Usually, even a single divergence is a cause for investigation as you may have just a few divergences but a noticeable bias in your inferences (in my experience, this is not very common, but there are few ways to check if divergences mean bias in your case, so to be safe, one should check all divergences).

There are a few things that are suspicous about your model, but I can’t say whether any of this is the cause of the problems you are having:

Those seem like quite arbitrary bounds. Stan usually works best when hard bounds correspond to absolutely necessary physical/mathematical constraints (e.g. that standard deviation has to be positive, probabilities are between 0/1). If you want to express prior knowledge on plausible values of the parameters, it is usually better to express this as a soft constraint, by having a prior distribution that puts low (but non-zero) mass outside the plausible range.

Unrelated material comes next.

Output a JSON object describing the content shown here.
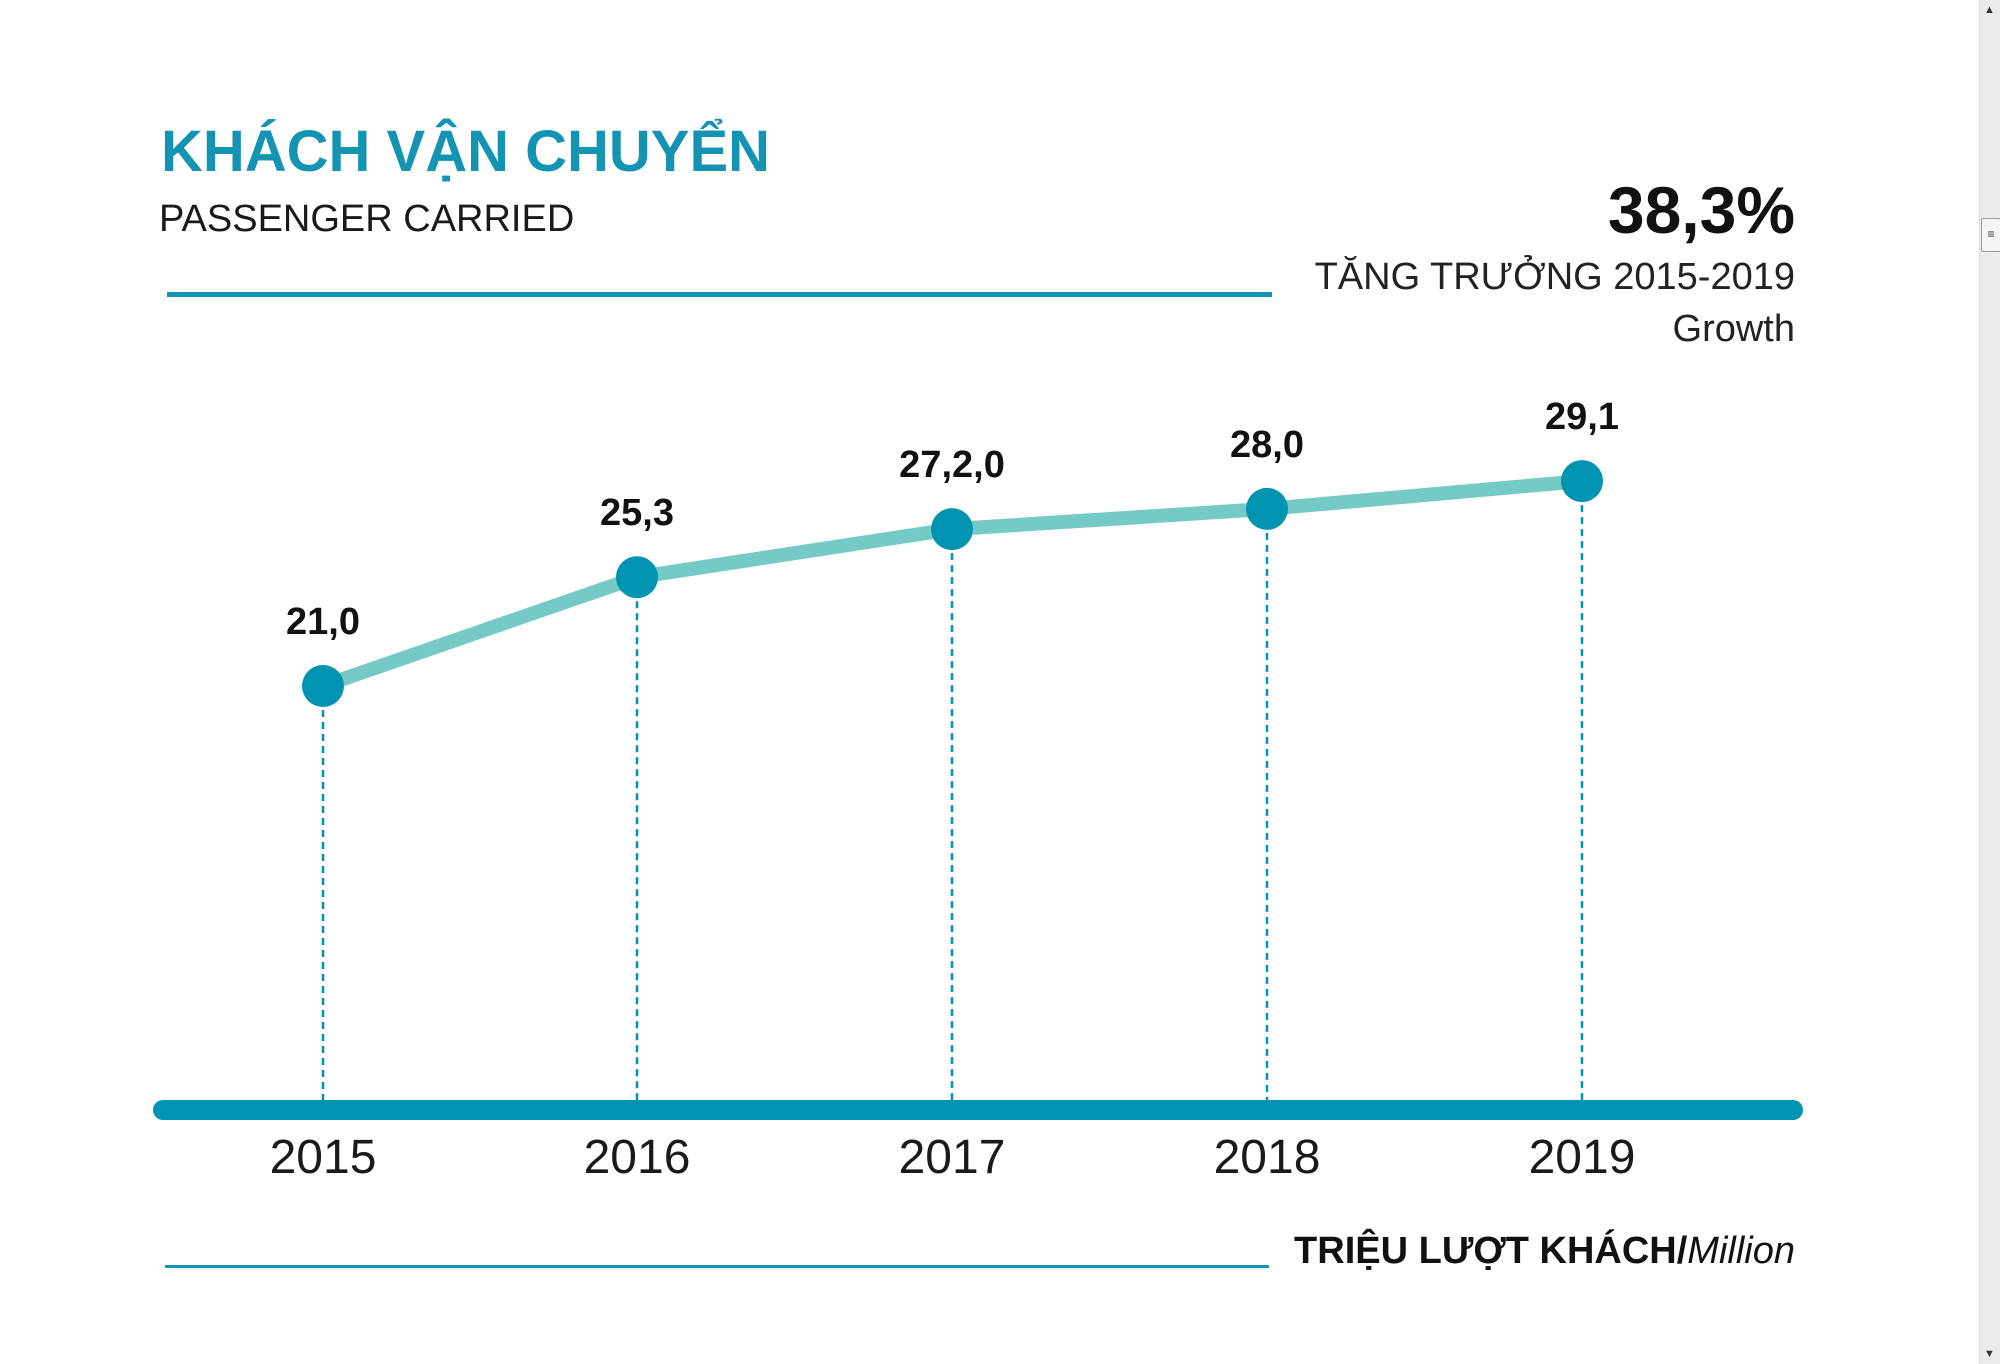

Additionally the max used for the lower bound on p_alpha involves parameters and will thus introduce discontinuities in the derivatives of the posterior, unless all the posterior mass is in the region where only one branch of the max actually takes place.

Also, looking at the variable names, this looks like some model of positions over time - if that’s the case, you may want to inspect the Planetary motion case study (Bayesian Model of Planetary Motion: exploring ideas for a modeling workflow when dealing with ordinary differential equations and multimodality | planetary_motion.utf8) that discusses some potential problems in those models.

Best of luck with your model!